In 1923, Freud, building theory from clinical observations, made his famous, pithy statement, “The ego is first and foremost a body ego” (Freud, 1923/1953, p. 26). Less well known and more obtuse is the immediate continuation of this definition of the ego, “It is not merely a surface entity but it is itself the projection of a surface” (p. 26). Freud’s translator, Joan Riviere, clarified Freud’s meaning with the following note: “That is, the ego is ultimately derived from bodily sensations, chiefly from those springing from the surface of the body. It may thus be regarded as a mental projection of the surface of the body” (p. 26). Thus, for Freud the theoretician and clinician, the psychological agency that represents the person’s ability to deal with the environment throughout life comes into being and has its particular character determined by transactions with the environment at the body’s own boundary or surface. Fenichel (1945) elaborated on this process:

In the development of reality the conception of one’s own body plays a very special role. At first there is only the perception of tension, that is, of an “inside something.” Later, with the awareness that an object exists to quiet this tension, we have an “outside something.”… One’s own body becomes something apart from the rest of the world and thus the discerning of self from nonself is made possible. The sum of the mental representations of the body and its organs, the so-called body image, constitutes the idea of I and is of basic importance for the further formation of the ego. (pp. 35-36)

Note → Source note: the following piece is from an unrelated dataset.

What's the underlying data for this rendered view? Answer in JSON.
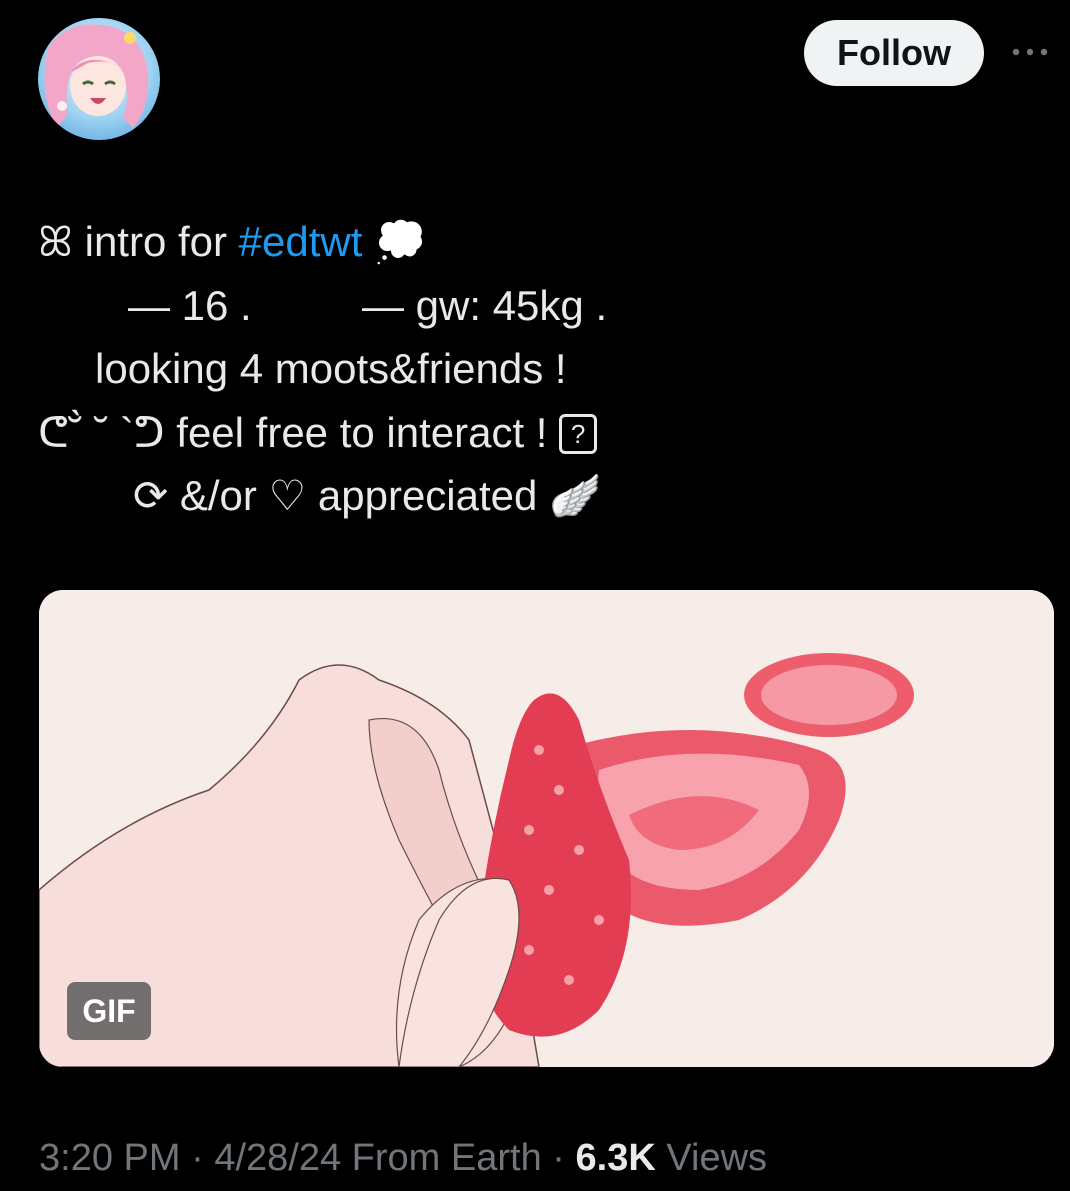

Thereafter, the strength of the ego largely determines the quality of a person’s life. In the decades following Freud’s (1923/1953) statements, numerous clinicians,

theoreticians, and researchers attempted to connect the body and the mind in psychological theory of personality and behavior. In 1958, Fisher and Cleveland published their pioneering work on body image. As they conceptualized it:

[Body image] refers to the body as a psychological experience, and focuses on the individual’s feelings and attitudes toward his own body. It is concerned with the individual’s subjective experiences with his body and the manner in which he has organized these experiences…. The body image is literally an image of his own body which the individual has evolved through experience…. Body image may in certain respects overlap the various usages of concepts like ego, self, and self-concept, (pp. x-xi)

Like Freud, Fisher and Cleveland conceptualized the body image as a psychological representation with a functional boundary differentiating the inner world of the self fromthe rest of the world. And although their body image concepts may be somewhat similar to Freud’s notions of the ego, Fisher and Cleveland’s work was unique in how they operationalized, tested, and developed their theory.